Senator Obama's premise and credibility of not taking money from federal lobbyists hangs on a carefully crafted distinction: he is taking money, lots of it, from owners and employees of firms registered as federal lobbyists but not the actual individual lobbyists. But is that dealing honestly with the American people?As Silber notes, Martens quotes to telling effect from the editors of the Black Agenda Report:
The 2008 Obama presidential run may be the most slickly orchestrated marketing machine in memory. That's not a good thing. Marketing is not even distantly related to democracy or civic empowerment. Marketing is about creating emotional, even irrational bonds between your product and your target audience.Martens goes on to report that "the Obama campaign has spent over $52 million on media, strategy consultants, image building, marketing research and telemarketing." As Silber says, you should read Martens' articles in their entirety to get the full impact of her facts and analysis.

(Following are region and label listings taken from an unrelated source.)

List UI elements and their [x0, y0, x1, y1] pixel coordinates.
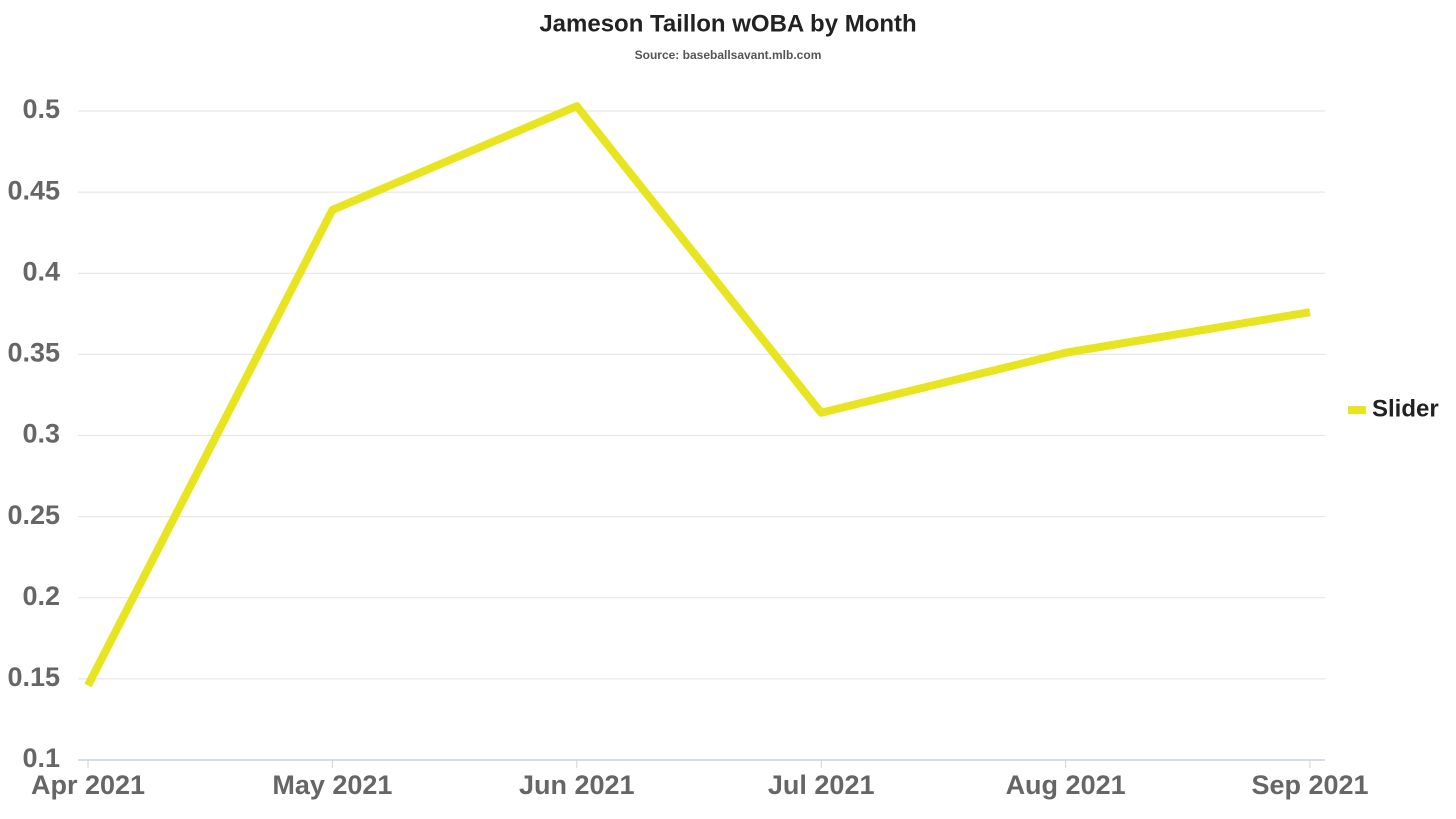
x-tick-label: Aug 2021 [1006, 770, 1126, 800]
x-tick-label: Sep 2021 [1251, 770, 1368, 800]
y-tick-label: 0.3 [22, 419, 60, 449]
y-tick-label: 0.2 [22, 581, 60, 611]
data-line [84, 102, 1311, 688]
chart-title: Jameson Taillon wOBA by Month [539, 10, 916, 37]
y-tick-label: 0.1 [22, 743, 60, 773]
y-tick-label: 0.35 [7, 338, 60, 368]
x-tick-label: Jul 2021 [768, 770, 875, 800]
chart-subtitle: Source: baseballsavant.mlb.com [635, 48, 822, 62]
x-tick-label: Jun 2021 [519, 770, 635, 800]
y-tick-label: 0.4 [22, 256, 60, 286]
y-tick-label: 0.5 [22, 94, 60, 124]
x-tick-label: Apr 2021 [31, 770, 145, 800]
x-tick-label: May 2021 [272, 770, 392, 800]
y-tick-label: 0.15 [7, 662, 60, 692]
legend-label: Slider [1372, 395, 1439, 422]
y-tick-label: 0.45 [7, 175, 60, 205]
y-tick-label: 0.25 [7, 500, 60, 530]
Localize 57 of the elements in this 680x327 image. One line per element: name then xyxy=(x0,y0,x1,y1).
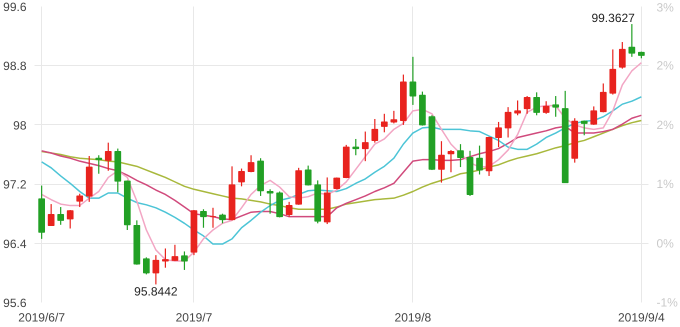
candlestick xyxy=(95,154,102,174)
candlestick xyxy=(266,188,274,214)
candlestick xyxy=(362,130,369,162)
y-tick-label: 98 xyxy=(13,118,27,132)
x-tick-label: 2019/8 xyxy=(394,310,432,324)
candlestick xyxy=(276,190,283,218)
candlestick xyxy=(286,201,292,218)
candlestick xyxy=(142,256,150,275)
y-tick-label: 95.6 xyxy=(3,296,27,310)
candlestick xyxy=(104,142,112,172)
candlestick xyxy=(57,206,64,226)
candlestick xyxy=(438,140,445,184)
candlestick xyxy=(181,250,188,271)
x-tick-label: 2019/9/4 xyxy=(618,310,666,324)
candlestick xyxy=(600,82,607,113)
line-series xyxy=(40,96,642,245)
candlestick xyxy=(172,244,178,262)
candlestick xyxy=(66,209,74,230)
y-tick-label: 98.8 xyxy=(3,59,27,74)
x-tick-label: 2019/7 xyxy=(176,310,213,324)
candlestick xyxy=(542,100,550,114)
candlestick xyxy=(371,118,378,144)
candlestick xyxy=(210,207,216,228)
candlestick xyxy=(238,168,245,187)
candlestick xyxy=(618,41,626,70)
y-tick-label: 97.2 xyxy=(3,178,27,192)
candlestick xyxy=(200,208,207,228)
candlestick xyxy=(514,100,521,116)
candlestick xyxy=(390,110,398,124)
candlestick xyxy=(476,145,483,176)
candlestick xyxy=(533,92,540,116)
candlestick xyxy=(219,213,226,224)
candlestick xyxy=(162,248,169,268)
candlestick xyxy=(609,48,616,96)
candlestick xyxy=(580,120,588,136)
candlestick xyxy=(457,144,464,168)
candlestick xyxy=(524,95,530,114)
y-tick-label: 99.6 xyxy=(3,0,27,14)
candlestick xyxy=(248,154,254,173)
x-tick-label: 2019/6/7 xyxy=(18,310,66,324)
candlestick xyxy=(304,165,312,186)
candlestick xyxy=(152,254,160,286)
line-series xyxy=(40,62,642,262)
candlestick xyxy=(352,138,360,156)
candlestick xyxy=(552,95,560,118)
candlestick xyxy=(504,106,512,138)
candlestick xyxy=(76,193,84,208)
candlestick xyxy=(448,149,454,173)
candlestick xyxy=(410,56,416,106)
candlestick xyxy=(495,121,502,148)
candlestick xyxy=(380,113,388,133)
candlestick xyxy=(590,106,598,126)
candlestick xyxy=(628,23,636,58)
annotation: 99.3627 xyxy=(591,11,636,26)
annotation: 95.8442 xyxy=(134,284,178,298)
candlestick xyxy=(48,203,55,226)
y-tick-label: 96.4 xyxy=(3,236,27,251)
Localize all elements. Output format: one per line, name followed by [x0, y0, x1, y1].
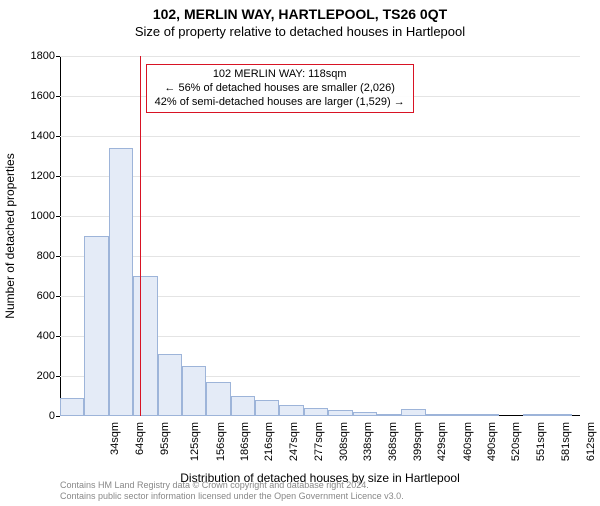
- histogram-bar: [84, 236, 108, 416]
- y-tick-label: 800: [37, 250, 55, 262]
- histogram-bar: [255, 400, 279, 416]
- annotation-line: 42% of semi-detached houses are larger (…: [155, 96, 405, 110]
- histogram-bar: [401, 409, 425, 416]
- y-tick-mark: [56, 136, 60, 137]
- histogram-bar: [109, 148, 133, 416]
- y-tick-mark: [56, 256, 60, 257]
- x-tick-label: 368sqm: [387, 422, 399, 461]
- y-tick-label: 400: [37, 330, 55, 342]
- annotation-box: 102 MERLIN WAY: 118sqm← 56% of detached …: [146, 64, 414, 113]
- y-tick-mark: [56, 376, 60, 377]
- annotation-line: 102 MERLIN WAY: 118sqm: [155, 68, 405, 82]
- y-tick-label: 0: [49, 410, 55, 422]
- histogram-bar: [133, 276, 157, 416]
- histogram-bar: [158, 354, 182, 416]
- y-tick-label: 1800: [31, 50, 55, 62]
- x-tick-label: 186sqm: [239, 422, 251, 461]
- y-tick-mark: [56, 336, 60, 337]
- y-tick-label: 200: [37, 370, 55, 382]
- x-tick-label: 338sqm: [363, 422, 375, 461]
- y-tick-mark: [56, 96, 60, 97]
- x-tick-label: 216sqm: [263, 422, 275, 461]
- histogram-bar: [231, 396, 255, 416]
- gridline: [60, 176, 580, 177]
- y-tick-label: 1400: [31, 130, 55, 142]
- x-tick-label: 277sqm: [313, 422, 325, 461]
- x-tick-label: 399sqm: [412, 422, 424, 461]
- x-tick-label: 460sqm: [462, 422, 474, 461]
- y-axis: [60, 56, 61, 416]
- histogram-bar: [474, 414, 498, 416]
- x-tick-label: 520sqm: [510, 422, 522, 461]
- footer-line: Contains public sector information licen…: [60, 491, 404, 502]
- histogram-bar: [523, 414, 547, 416]
- y-tick-mark: [56, 416, 60, 417]
- histogram-bar: [426, 414, 450, 416]
- gridline: [60, 136, 580, 137]
- x-tick-label: 125sqm: [189, 422, 201, 461]
- histogram-bar: [182, 366, 206, 416]
- x-tick-label: 34sqm: [109, 422, 121, 455]
- gridline: [60, 216, 580, 217]
- histogram-bar: [304, 408, 328, 416]
- x-tick-label: 612sqm: [585, 422, 597, 461]
- histogram-bar: [450, 414, 474, 416]
- y-axis-label: Number of detached properties: [3, 153, 17, 318]
- annotation-line: ← 56% of detached houses are smaller (2,…: [155, 82, 405, 96]
- histogram-bar: [206, 382, 230, 416]
- y-tick-label: 1000: [31, 210, 55, 222]
- y-tick-mark: [56, 296, 60, 297]
- page-subtitle: Size of property relative to detached ho…: [0, 24, 600, 39]
- y-tick-label: 600: [37, 290, 55, 302]
- histogram-bar: [548, 414, 572, 416]
- histogram-bar: [377, 414, 401, 416]
- y-tick-mark: [56, 56, 60, 57]
- x-tick-label: 308sqm: [338, 422, 350, 461]
- gridline: [60, 56, 580, 57]
- x-tick-label: 247sqm: [289, 422, 301, 461]
- x-tick-label: 490sqm: [486, 422, 498, 461]
- histogram-chart: Number of detached properties Distributi…: [60, 56, 580, 416]
- histogram-bar: [279, 405, 303, 416]
- footer-attribution: Contains HM Land Registry data © Crown c…: [60, 480, 404, 502]
- y-tick-label: 1600: [31, 90, 55, 102]
- y-tick-mark: [56, 176, 60, 177]
- property-marker-line: [140, 56, 142, 416]
- footer-line: Contains HM Land Registry data © Crown c…: [60, 480, 404, 491]
- x-tick-label: 64sqm: [134, 422, 146, 455]
- y-tick-mark: [56, 216, 60, 217]
- x-tick-label: 95sqm: [159, 422, 171, 455]
- x-tick-label: 581sqm: [560, 422, 572, 461]
- page-title: 102, MERLIN WAY, HARTLEPOOL, TS26 0QT: [0, 6, 600, 22]
- gridline: [60, 256, 580, 257]
- histogram-bar: [353, 412, 377, 416]
- y-tick-label: 1200: [31, 170, 55, 182]
- histogram-bar: [60, 398, 84, 416]
- x-tick-label: 156sqm: [215, 422, 227, 461]
- x-tick-label: 429sqm: [436, 422, 448, 461]
- x-tick-label: 551sqm: [536, 422, 548, 461]
- histogram-bar: [328, 410, 352, 416]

In his piece, Silber kindly quotes from a post I wrote, in which I noted that the very small differences between the two major parties could have significant effects, because "even minute mitigations in the operation of vast power structures can translate into real benefits for many ordinary people, simply due to the scale on which such structures operate." But Silber goes on to note, quite rightly:
If you choose to support one party over the other because of those "minute mitigations" that "can translate into real benefits for many ordinary people," that's fine — but intellectual honesty ought to compel you to recognize the great danger you're courting.He has much more to say on this theme — again, go read the whole thing — but it is a point worth stressing again. As I noted in this earlier post ("Disabuse Your Illusion"):
Whether these mitigations of injustice and suffering in certain instances outweigh the cost of participating in – and thereby to some extent legitimizing and perpetuating – a system that inevitably produces injustice and suffering on a massive scale is a question that each person must decide for themselves, in their own individual conscience.It's your choice. But as Silber says — "at least be honest about the nature of your choice." Have the courage to do what Martens and Silber are doing, and look reality in the face.
And this question is certainly pertinent in the case of Barack Obama. For by the choices he has made in picking advisers to help him shape his policies, he has given every indication that while his presidency might represent a better management and presentation of the current system, it will in no way overturn or even seriously challenge it on any essential point. In other words – and bearing in mind the type of not-insubstantial mitigations noted above – he will keep doing what Bush has been doing, only more competently, less radically, with a greater care for the long-term viability of the power structure. And what is that structure that Obama seeks to refine and extend? It is an imperial system based on militarism and the exaltation of elitist profit and privilege above all other concerns.